En diversas oportunidades ha puesto de relieve en esta columna la trascendente importancia del cordón frutihortícola de la Región, que básicamente rodea al casco urbano platense con quintas situadas en localidades vecinas como las de Los Hornos, Abasto, Olmos, Arana, Etcheverry, Melchor Romero, City Bell, Gorina, Los Porteños, Colonia Urquiza, Las Banderitas, Villa Elisa y las vastas zonas de quintas existentes en los distritos linderos de Berisso, Ensenada, Punta Indio y Magdalena.
Se sabe también que este sector no sólo emplea a más de casi 15 mil trabajadores rurales -cifra que durante las cosechas puede triplicarse-, sino que se ha venido convirtiendo junto al florícola, en uno de los resortes más dinamizadores de la economía regional. Por otra parte, es considerado ya desde hace años el polo frutihortícola y florícola más pujante del país, un dato éste último no suficientemente valorado en nuestra zona.
En ese contexto, entonces, adquieren sobrada consistencia los diversos reclamos de asistencia para los productores hortícolas, en especial aquellos que hacen a la estructura de servicios que los asiste. Así, ahora, productores ubicado en las zonas de Arana y Villa Garibaldi vienen reclamando por el pésimo estado de conservación que ofrecen la avenida 137 y la calle 600, consideradas cruciales para el traslado de la producción.
Según destacaron, los tramos que exhiben mayores deficiencias son, en el caso de la avenida 137, el que se extiende desde la calle 72 a la 640 –es es, parte de Los Hornos, y en el caso de la calle 600 desde la 137 hasta la 162. Pozos profundos, lomos de burro sin señalizar, cañaverales y ausencia de iluminación conforman un peligroso panorama para los habitantes de la zona.
Los vecinos detallaron que la calle 600 está asfaltada desde el año 1968, cuando muy pocas dentro del casco contaban con pavimento. Se trata de una calle troncal que une muchos otros puntos como Poblet con La Plata. Se puso de relieve, asimismo, que varias de las calles transversales, es decir, que cortan la 600 -como la 143, la 153 la 157, la 160- son vías de conexión clave para unir la zona con el casco urbano de La Plata. Ese tramo se encuentra literalmente destruido.

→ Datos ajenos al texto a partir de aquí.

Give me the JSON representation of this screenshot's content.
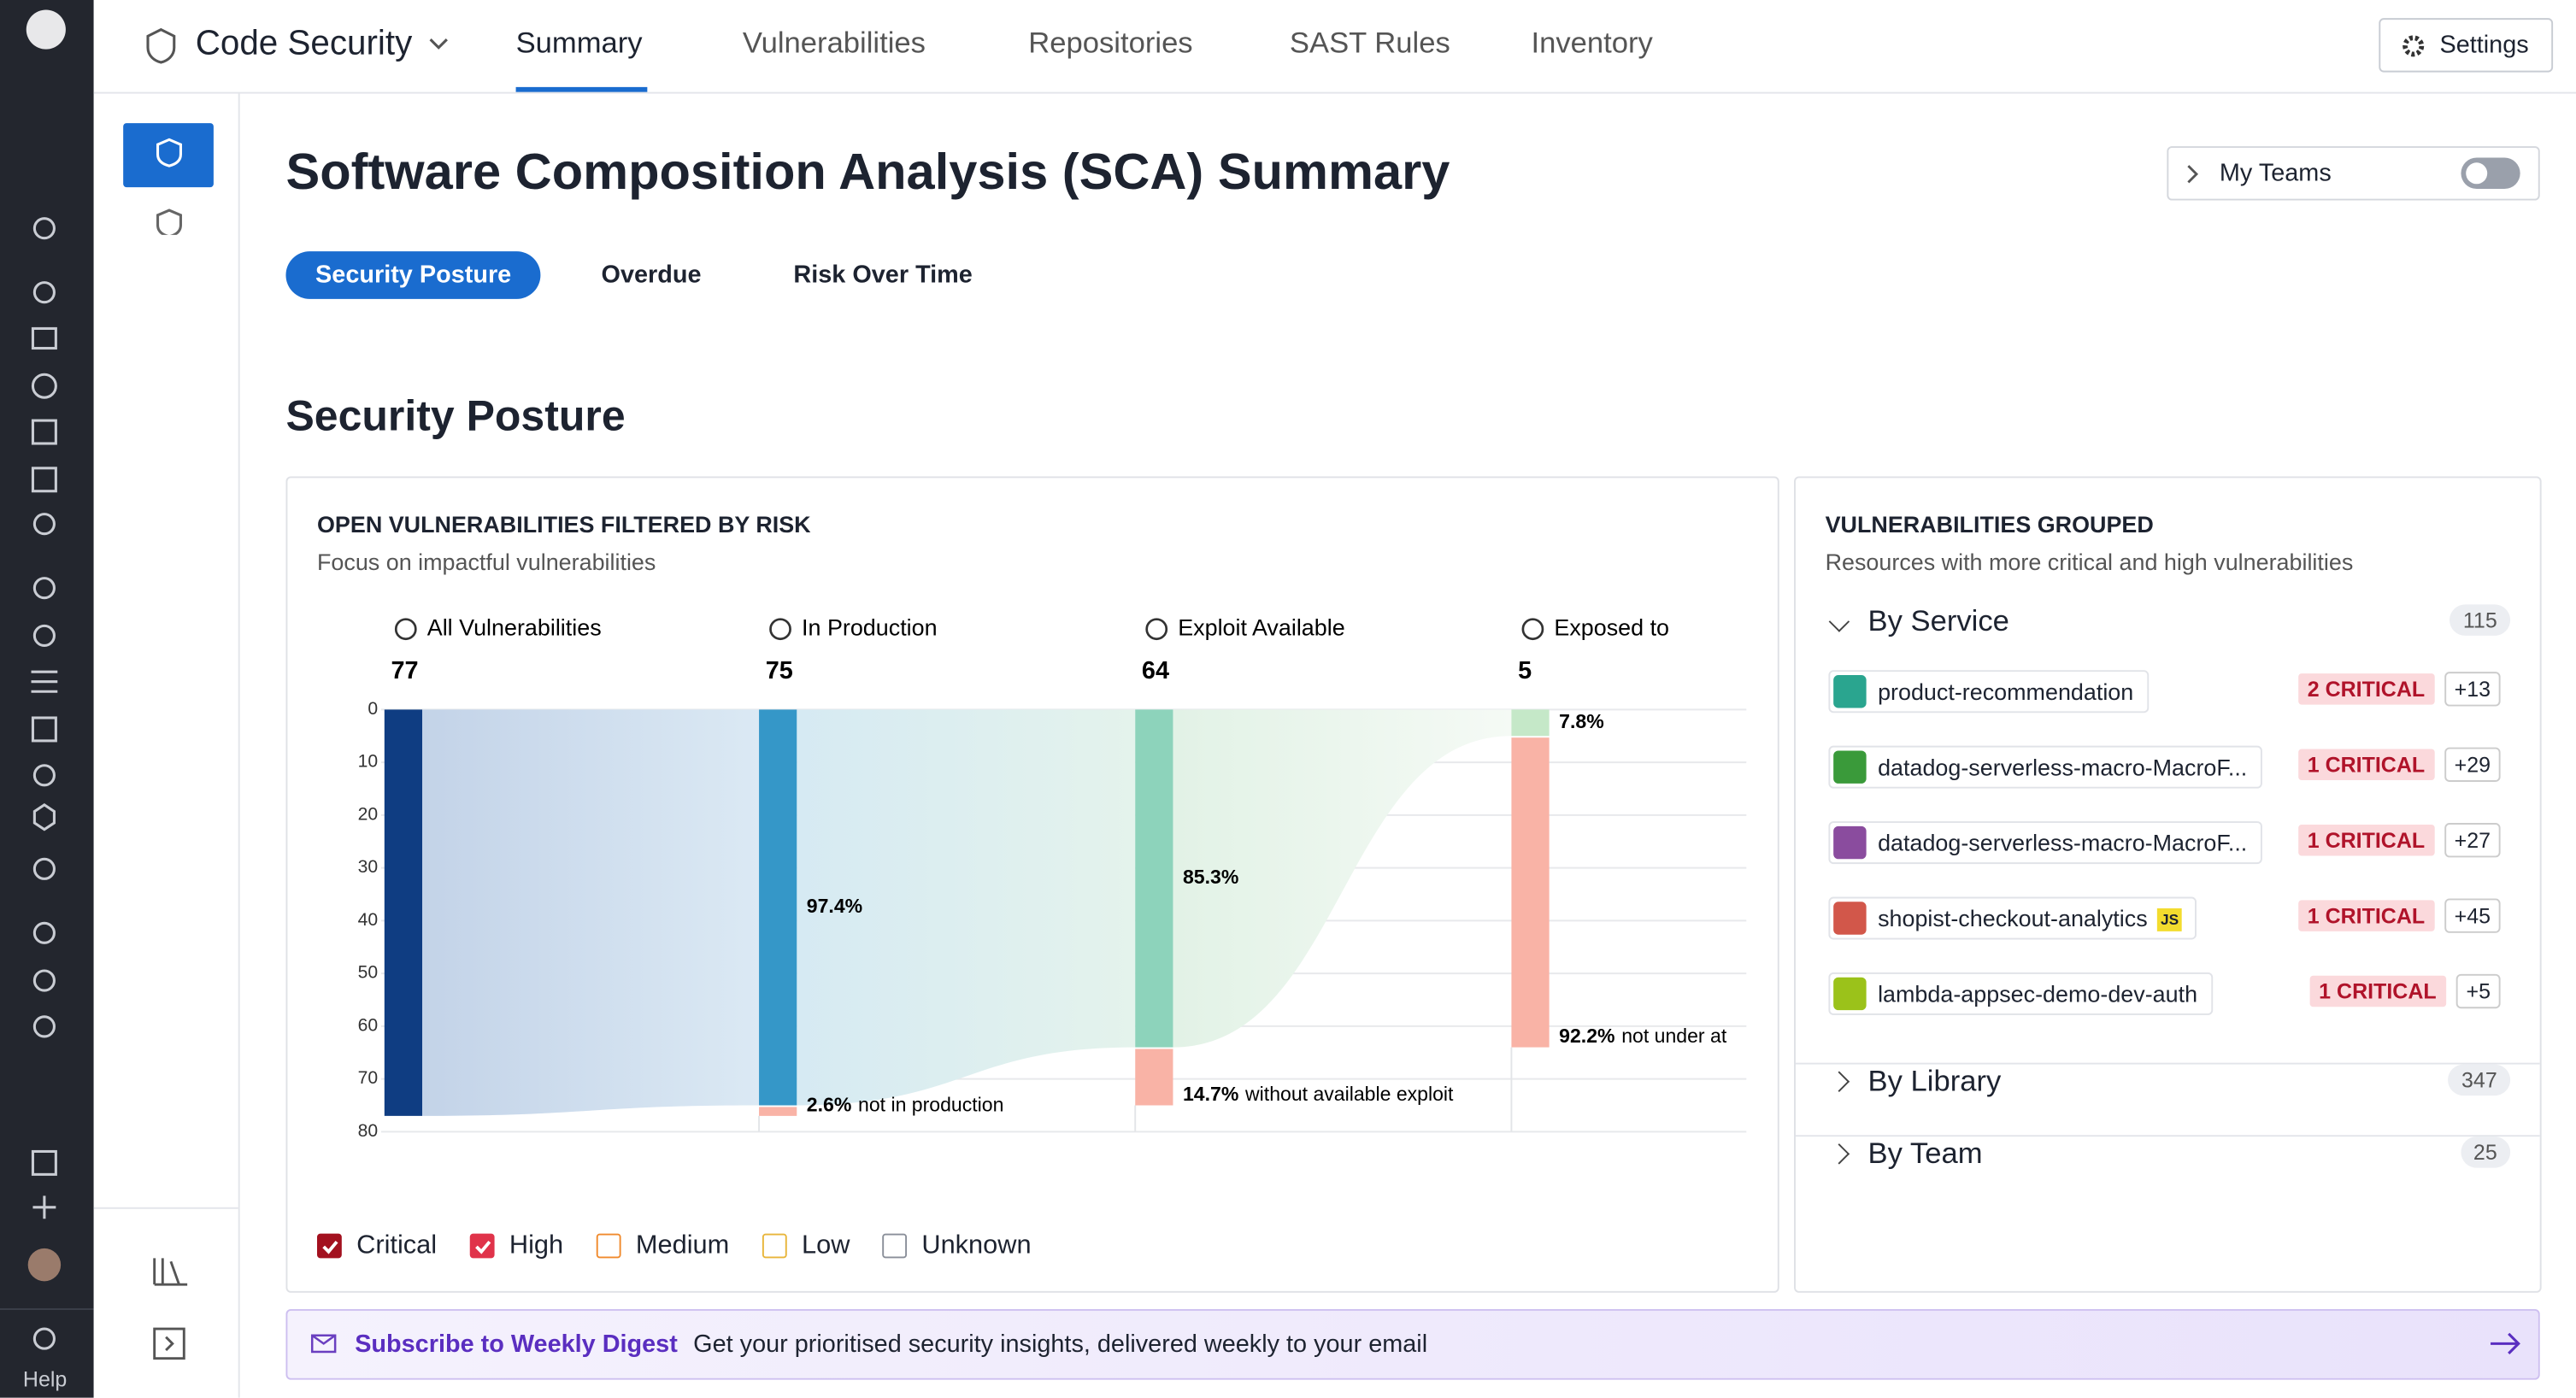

El continuado tránsito de camiones, que se ve cada día más dificultado; la cierta amenaza de que alguno de los servicios de micro deje de cubrir esos itinerarios por el mal estado de las calles, la falta de alumbrado y cámaras de seguridad completan un escenario peligroso para los vecinos.
Convertida en uno de los resortes trascendentes de la economía regional, la producción frutihortícola y florícola demanda un apoyo estructural para darle valor agregado al cultivo de flores y de hortalizas. Como se ha dicho, se está hablando de un sector productivo muy pujante y a la vez extremadamente sacrificado. Por consiguiente, las autoridades debieran atender los justas requerimientos de los productores formulan, ponderado siempre la importancia que tienen para ellos el debido mantenimiento y eventual ampliación de las redes camineras locales, así como la dotación de escuelas y de unidades sanitarias para esas zonas, entre otros.
También deberían extenderse las redes de servicio imprescindibles -agua corriente, gas, teléfonos, recolección de residuos- de las que inexplicablemente aún carecen, de modo de integrar a ese sector a las mejoras y beneficios de que dispone la mayoría de la población platense.